Girl In Church

Although I lived with many adults and attended a Catholic School, my grandmother and I were the only two people in my family who went to Mass on Sundays.

My father was an altar boy when he was in grade school.   He quit going to church on his sixteenth birthday, when walking into the vestibule of a house of prostitution, he found himself waiting his turn behind the parish priest.   My aunts stopped attending after the nuns at school told them their father would go to hell because he was a Mason and thus belonged to a Satanic cult.   My mother occasionally attended on big days like First Communion and Confirmation.

But every Sunday without fail from the time I started school, my grandmother and I would meet by the front door in our newly starched dresses to begin our stroll to a beautiful Gothic church near our home called Los Pasionistas .  There, the altars were ornate and the stained glass transformed sunshine into a breathtaking spectacle.   Every single Sunday we read our Missals and prayed the Mass in Latin with reverence and blind faith.  Towards the end we both wore high heels through streets that had begun to be changed by the Revolution.  In our defiance, we wore our veils and held our Missals to derisive glances and shouts of “Gusanas!” (Worms!) by  our erudite revolutionary comrades.  If looks could kill…

One Sunday morning everything changed.    The Bay of Pigs had already happened and the people’s fear had conquered their defiance.  Our veils and our Missals now went to church inside our purses and we were aware that the watching had become less obtrusive but much more intense.  We arrived at our pews that Sunday, genuflected, and waited for the Mass to begin.   There was a heaviness in the air, the mistrust of not knowing if your neighbor was a fellow faithful or a watcher; the knowledge that we had entered an era of further unimaginable repression.

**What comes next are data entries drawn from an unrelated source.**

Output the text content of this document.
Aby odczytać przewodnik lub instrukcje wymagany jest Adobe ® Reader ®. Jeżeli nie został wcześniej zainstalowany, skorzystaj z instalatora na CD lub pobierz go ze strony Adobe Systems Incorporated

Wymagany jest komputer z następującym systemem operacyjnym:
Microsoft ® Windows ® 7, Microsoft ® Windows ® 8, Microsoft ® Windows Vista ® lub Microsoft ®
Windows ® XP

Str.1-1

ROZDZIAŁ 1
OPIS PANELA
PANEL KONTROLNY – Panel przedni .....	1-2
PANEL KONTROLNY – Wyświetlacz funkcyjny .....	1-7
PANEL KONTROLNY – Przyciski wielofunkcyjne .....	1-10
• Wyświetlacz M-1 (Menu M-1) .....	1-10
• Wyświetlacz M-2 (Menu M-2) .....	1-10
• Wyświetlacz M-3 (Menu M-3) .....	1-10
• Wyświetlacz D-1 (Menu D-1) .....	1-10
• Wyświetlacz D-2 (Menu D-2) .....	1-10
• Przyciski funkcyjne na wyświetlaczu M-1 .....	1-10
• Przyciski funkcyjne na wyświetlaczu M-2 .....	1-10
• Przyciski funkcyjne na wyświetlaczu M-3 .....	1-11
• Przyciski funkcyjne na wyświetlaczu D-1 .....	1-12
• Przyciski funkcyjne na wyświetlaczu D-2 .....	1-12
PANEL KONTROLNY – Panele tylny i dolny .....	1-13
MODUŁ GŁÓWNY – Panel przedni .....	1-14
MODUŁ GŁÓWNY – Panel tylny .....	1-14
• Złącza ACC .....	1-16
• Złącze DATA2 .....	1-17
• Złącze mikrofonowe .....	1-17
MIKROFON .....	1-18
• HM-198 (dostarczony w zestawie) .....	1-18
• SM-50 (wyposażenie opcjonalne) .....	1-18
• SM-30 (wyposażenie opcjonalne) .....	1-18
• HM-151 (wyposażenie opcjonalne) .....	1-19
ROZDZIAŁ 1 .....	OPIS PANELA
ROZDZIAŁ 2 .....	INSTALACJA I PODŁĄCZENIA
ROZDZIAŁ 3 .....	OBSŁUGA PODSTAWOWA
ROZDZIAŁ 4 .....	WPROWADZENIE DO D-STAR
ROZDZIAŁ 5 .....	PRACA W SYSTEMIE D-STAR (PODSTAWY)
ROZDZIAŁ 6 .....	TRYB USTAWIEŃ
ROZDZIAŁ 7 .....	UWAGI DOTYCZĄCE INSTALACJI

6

Suddenly, a militiaman I did not see walk into the church began to run towards the altar just as the priest was elevating the Host; right at the moment of Consecration.  The startled priest watched helplessly as the militiaman took the host from him, threw it to the floor, and began stepping on it with all his might.

“So THIS is the body of your Christ?  Do you see it bleed?? Why doesn’t he get up??”

The congregation froze.  No one moved.  The age of terror seemed to beg a miracle.  Even the militiaman had a moment of uncertainty.  Where was our Jesus?  Why didn’t he stand up in all his shining glory just to show us that he could?   Why didn’t he show this man his power?  And where were we, no longer the defiant believers having been conquered by the ugliness of terror?  No one moved.  The man laughed demoniacally and marched out of our church, each step sending the message: God is dead here.   Tears streaming down faces were all that chased him.

My grandmother and I never went to church together again.  And we didn’t talk about that day for the rest of our lives.  It was our secret.  It wasn’t too much longer that I became a Pedro Pan.  I came to freedom.  This is just one reason why.